There is a stack of unread books in my room, in the Timekeeper's house, and an entire folder in my laptop filled with ebooks from Gutenberg.
My unread books and ebooks are the kind that critics and parents would approve of. I know I'm going to enjoy Pamuk and Márquez as much as I have enjoyed Wilde and Tolstoy. But to enjoy Joyce and Kundera? Or Faulkner and Beckett?
Have you ever dipped your eyes into a bucket of Nietzsche? Wicked. OmArie said that if you can understand Nietzsche's ramblings, you probably can understand anything else remotely philosophical. A word of warning though, don't go too far with Nietzsche; if you start agreeing him, you might contract some of his diseases. I read that Nietzsche caught the wise man's fever and lost his mind two years into his death. It might have been just a bad migraine. Or a brain tumor.
Anyway, back to that stack of books in my room and laptop folder. It's the difficult ones that I want to put my attention to. The ones I've been trying to read since I heard of them years ago. Alas, the lack of time and abundance of excuses distracted me for years. Starting with the aforementioned, merely the weight of Nietzsche's Spake started a migraine in my nose. The fonts in Xingjian's Soul worried me of Communists. And just the thought of Mrs. Dalloway gave me shudders; because just as much as she loved her creator, Mrs. Dalloway certainly could not talk Mrs. Woolf into floating.
But, no, this time I won't cower. As worrisome as they may seem, the demons plastered in these cryptic pages won't thwart my quest in conquering them one page, one paragraph at a time. And I won't stop at reading. I don't want to just read these books, I also want to enjoy them, as much as I enjoyed Voltaire's Candide and Tolstoy's Karenina. I want to hear the magic. I want to have phrases ringing in my head like Roy's "Tu. Morrow." I want to dream the imagery, losing myself in their space and time, instead of feeling stuck and stupified because of them.
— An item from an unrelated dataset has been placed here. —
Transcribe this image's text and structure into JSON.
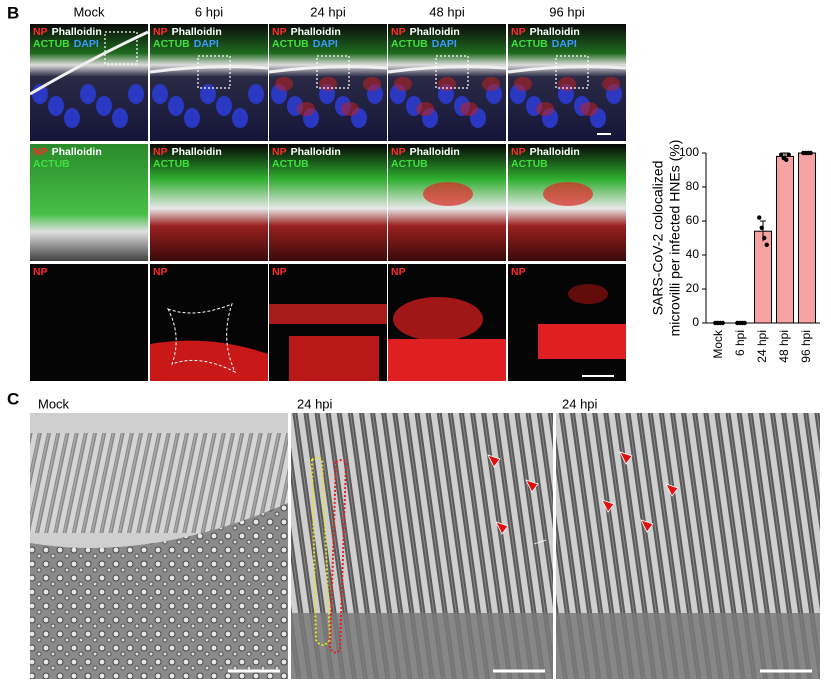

Then again, why should one bother reading the classics at all? Aren't they, the contemporary writers, good enough? Didn't I enjoy Potter's company as much as everybody else? Isn't Coelho more uplifting and enjoyable? The Lords of The Bestselling Pop Novels sure did well in garnering mass attention for a while, and the masses concurred anonymously. So why bother with Joyce's dastardly impossible stream of thoughts?
Simply because they're classic. There is a timeless column, by Tamim Ansary that started my attempts in digging deeper into the ancient vaults of classic literature. Something he said ringed in my head every time I start with a new book:
Now for someone with ADHD, that rang a lot of bells. Good books, that stand the test of time and are still read by millions through generations, can definitely keep the average reader's attention for at least more than a chapter (and sometimes for years to come); because it can touch the imagination in more concrete ways than pulp fiction.
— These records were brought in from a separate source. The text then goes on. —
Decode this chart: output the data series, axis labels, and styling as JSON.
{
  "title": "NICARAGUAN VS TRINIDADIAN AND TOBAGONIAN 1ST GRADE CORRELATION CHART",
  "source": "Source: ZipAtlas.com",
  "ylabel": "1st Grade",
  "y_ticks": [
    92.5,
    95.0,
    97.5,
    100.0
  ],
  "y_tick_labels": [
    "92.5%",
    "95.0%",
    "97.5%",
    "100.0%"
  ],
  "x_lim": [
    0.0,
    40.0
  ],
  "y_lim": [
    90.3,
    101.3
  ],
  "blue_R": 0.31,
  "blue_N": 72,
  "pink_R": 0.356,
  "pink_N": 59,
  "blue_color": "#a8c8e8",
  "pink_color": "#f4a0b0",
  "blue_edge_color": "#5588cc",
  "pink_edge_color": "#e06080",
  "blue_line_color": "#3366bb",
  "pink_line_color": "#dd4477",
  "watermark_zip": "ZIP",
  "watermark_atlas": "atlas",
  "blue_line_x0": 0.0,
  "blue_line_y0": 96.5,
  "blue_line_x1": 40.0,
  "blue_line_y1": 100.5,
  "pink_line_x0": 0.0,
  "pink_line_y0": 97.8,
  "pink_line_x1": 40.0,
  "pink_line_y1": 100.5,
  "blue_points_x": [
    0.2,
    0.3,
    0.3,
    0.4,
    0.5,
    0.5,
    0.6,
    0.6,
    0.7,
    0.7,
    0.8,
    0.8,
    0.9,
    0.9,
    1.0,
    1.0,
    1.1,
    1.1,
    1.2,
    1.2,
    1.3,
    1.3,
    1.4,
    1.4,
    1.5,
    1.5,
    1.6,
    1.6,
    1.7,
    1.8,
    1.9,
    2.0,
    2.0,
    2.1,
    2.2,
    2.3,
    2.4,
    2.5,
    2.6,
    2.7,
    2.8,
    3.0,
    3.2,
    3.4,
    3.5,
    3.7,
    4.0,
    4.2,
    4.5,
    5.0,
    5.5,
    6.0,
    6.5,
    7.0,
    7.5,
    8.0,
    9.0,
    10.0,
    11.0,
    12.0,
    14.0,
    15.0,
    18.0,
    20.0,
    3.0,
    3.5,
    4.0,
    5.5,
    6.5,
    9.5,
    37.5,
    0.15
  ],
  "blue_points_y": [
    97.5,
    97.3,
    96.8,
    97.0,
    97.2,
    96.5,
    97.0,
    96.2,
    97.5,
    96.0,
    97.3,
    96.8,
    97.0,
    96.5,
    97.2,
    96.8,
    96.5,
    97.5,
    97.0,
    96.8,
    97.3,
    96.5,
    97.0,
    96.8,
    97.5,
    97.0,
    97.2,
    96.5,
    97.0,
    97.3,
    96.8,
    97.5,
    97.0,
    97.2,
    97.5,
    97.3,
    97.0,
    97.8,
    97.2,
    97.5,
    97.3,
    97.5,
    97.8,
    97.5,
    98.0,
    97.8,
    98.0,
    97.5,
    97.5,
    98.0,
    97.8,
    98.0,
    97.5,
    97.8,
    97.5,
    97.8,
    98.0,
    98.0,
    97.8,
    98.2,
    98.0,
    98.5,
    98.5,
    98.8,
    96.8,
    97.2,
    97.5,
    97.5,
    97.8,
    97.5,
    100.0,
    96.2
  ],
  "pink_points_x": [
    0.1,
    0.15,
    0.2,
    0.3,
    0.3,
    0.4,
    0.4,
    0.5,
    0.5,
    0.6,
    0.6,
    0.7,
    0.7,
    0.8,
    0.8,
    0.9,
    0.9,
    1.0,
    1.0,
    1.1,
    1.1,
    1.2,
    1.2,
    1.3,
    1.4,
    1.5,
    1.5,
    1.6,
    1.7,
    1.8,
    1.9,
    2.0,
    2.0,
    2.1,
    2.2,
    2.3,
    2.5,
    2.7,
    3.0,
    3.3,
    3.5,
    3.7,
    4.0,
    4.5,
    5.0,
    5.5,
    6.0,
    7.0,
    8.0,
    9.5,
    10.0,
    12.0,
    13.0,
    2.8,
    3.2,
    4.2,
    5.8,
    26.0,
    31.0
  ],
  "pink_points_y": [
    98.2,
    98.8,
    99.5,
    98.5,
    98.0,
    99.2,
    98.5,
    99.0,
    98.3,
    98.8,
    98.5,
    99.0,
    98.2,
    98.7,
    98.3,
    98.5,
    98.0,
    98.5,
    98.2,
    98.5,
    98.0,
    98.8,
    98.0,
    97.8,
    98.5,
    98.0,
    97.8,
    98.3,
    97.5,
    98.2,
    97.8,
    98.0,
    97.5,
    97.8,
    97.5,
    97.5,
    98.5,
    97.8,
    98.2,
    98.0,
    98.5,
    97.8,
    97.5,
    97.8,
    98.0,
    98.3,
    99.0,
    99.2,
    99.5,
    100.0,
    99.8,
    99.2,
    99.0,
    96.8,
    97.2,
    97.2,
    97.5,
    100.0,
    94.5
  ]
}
Another "cooler-than-thou" article I found simply stated that Einstein read the classics too, and attributed some of his intellect to such habits. Sure, John Wesley can be a bit condescending in his arguments about why people should read classic books, and that was just fine by me. Besides, who in the world would consider themselves intellectual if they don't wonder how Einstein got there in the first place, genetics aside? You DO want to keep learning for the rest of your life, don't you?
So, yeah, maybe you're not going to pick up a classic novel today, like I might not going to go straight to Joyce's Ulysses until I finish Keats' Endymion first. But I'm getting there. For sure.